Кораблёв обернулся. Сочувственное выражение лица означало готовность выслушать исповедь.
— С днём рождения, — у Маштакова резиновая полуулыбка шла в комплекте с выражением глаз а-ля Пьеро.
Кораблёв раздражённо фыркнул, не подобрав нужных слов.
— Не я его тебе испортил! — получилось так, что последнюю фразу задержанный оставил за собой.
25
Федеральный судья Окунев слыл оригиналом. Следственник в прошлой жизни, он имел собственное видение судебного контроля над предварительным расследованием.
Отпахав семнадцать лет следователем ЛОВД[118]
, на закате карьеры Алексей Романович перевелся в СУ[119]территориального облуправления. Там он, с его слов, вёл большие хозяйственные дела, из которых, впрочем, по утверждению злых языков, в суд не ушло ни одно. Подполковника, тем не менее, по должности «важняка» Окунев получил, милицейскую пенсию выработал.Вершину юридической карьеры пенсионер МВД покорил при активном содействии теперь уже бывшего председателя городского суда Холкина, противившегося засилью женщин в своей «епархии».
Новоиспеченный судья заявил о себе очень скоро. Он принялся выдёргивать к себе милицейских следаков и поучать их уму-разуму. Вызывал помимо надзирающего прокурора. Его советы шли наперекор сложившейся практике и были облечены в форму указаний.

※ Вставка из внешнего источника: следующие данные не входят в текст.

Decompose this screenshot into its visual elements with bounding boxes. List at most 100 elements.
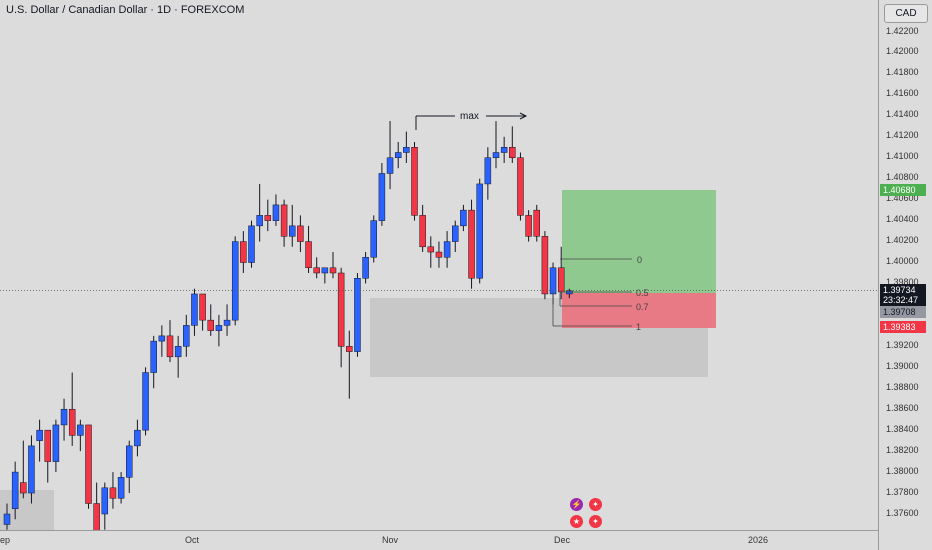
candle [215,314,223,347]
candle-body [240,241,247,263]
symbol-title[interactable]: U.S. Dollar / Canadian Dollar · 1D · FOR… [6,4,245,16]
candle-body [117,477,125,499]
candle [476,178,483,284]
candle [492,121,500,169]
currency-selector[interactable]: CAD [884,4,928,23]
price-tick-label: 1.41200 [886,130,919,140]
candle-body [158,335,166,342]
price-tick-label: 1.38800 [886,382,919,392]
candle [378,162,386,226]
candle-body [264,215,272,221]
time-tick-label: Oct [185,535,200,545]
candle [28,435,35,504]
candle [427,236,435,268]
candle-body [435,251,443,258]
candle [370,215,377,263]
candle-body [60,408,68,426]
fib-level-label: 0.5 [636,288,649,298]
candle [256,183,263,242]
time-tick-label: Dec [554,535,571,545]
candle [191,288,198,336]
candle [93,482,100,541]
candle-body [93,503,100,536]
candle-body [476,183,483,279]
candle-body [517,157,524,216]
canada-flag-icon[interactable]: ✦ [589,498,602,511]
candle-body [378,173,386,221]
candle-body [166,335,174,358]
candle [411,142,418,221]
candle-body [68,408,76,436]
price-tick-label: 1.39000 [886,361,919,371]
candle-body [297,225,304,242]
candle-body [280,204,288,237]
price-tick-label: 1.40600 [886,193,919,203]
us-flag-icon[interactable]: ★ [570,515,583,528]
candle [52,419,60,473]
candle-body [44,429,51,462]
candle [362,252,369,284]
candle [248,220,255,268]
candle [435,241,443,268]
candle [117,472,125,504]
candle [280,199,288,247]
candle-body [346,346,353,352]
candle-body [362,257,369,279]
candle [500,136,508,163]
target-zone [562,190,716,293]
candle-body [500,147,508,153]
stop-price-label: 1.39383 [880,321,926,333]
candle-body [248,225,255,263]
stop-zone [562,293,716,328]
price-tick-label: 1.37800 [886,487,919,497]
candle-body [101,487,109,515]
price-tick-label: 1.42000 [886,46,919,56]
candle-body [313,267,320,274]
candle [329,252,337,279]
candle [460,204,467,232]
canada-flag-icon[interactable]: ✦ [589,515,602,528]
candle [68,372,76,446]
price-tick-label: 1.40000 [886,256,919,266]
candle [77,419,84,452]
candle [272,194,280,226]
lightning-icon[interactable]: ⚡ [570,498,583,511]
candle [109,472,117,509]
current-price-label: 1.39734 [880,284,926,296]
price-axis[interactable]: 1.42200 1.42000 1.41800 1.41600 1.41400 1.412… [878,0,932,550]
candle [386,121,394,190]
candle [126,440,133,494]
price-tick-label: 1.38000 [886,466,919,476]
candle-body [199,293,206,321]
candle [264,199,272,232]
price-tick-label: 1.38600 [886,403,919,413]
price-tick-label: 1.39800 [886,277,919,287]
candle [174,335,182,378]
candle-body [337,272,345,347]
time-tick-label: Nov [382,535,399,545]
candle [240,231,247,273]
candle [85,424,92,509]
candle-body [452,225,459,242]
candle-body [109,487,117,499]
price-tick-label: 1.40200 [886,235,919,245]
candlestick-chart[interactable]: max 0 0.5 0.7 1 [0,0,878,541]
candle [419,204,426,253]
candle-body [3,513,11,525]
time-axis[interactable]: ep Oct Nov Dec 2026 [0,530,878,550]
fib-level-label: 1 [636,322,641,332]
price-tick-label: 1.41400 [886,109,919,119]
candle [166,320,174,363]
chart-canvas[interactable]: max 0 0.5 0.7 1 U.S. Dollar / Canadian Dolla… [0,0,878,541]
candle [394,142,402,169]
candle-body [468,209,475,279]
candle-body [305,241,312,269]
candle-body [484,157,492,185]
candle-body [207,319,214,331]
candle [354,273,361,357]
candle-body [427,246,435,253]
candle [289,204,296,247]
candle-body [370,220,377,258]
candle [403,131,410,163]
candle-body [289,225,296,237]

Следователи, разумеется, адреснулись к Кораблёву. Тот выразил категорический протест «их чести» по поводу его просветительской деятельности.
Окунев не смутился:
— У нас на «железке» квалифицировали так! Пусть так делают!
Аргументированные доводы Кораблёва, имевшего куда более обширный и разнообразный следственный опыт, отскакивали от упрямца как от стенки горох.
Постепенно, однако, отношения выровнялись. Положительную роль сыграло то, что Алексей Романович, в отличие от ряда своих коллег, оказался не подвержен коррупции. В понимании современного «государева ока» не подвержен.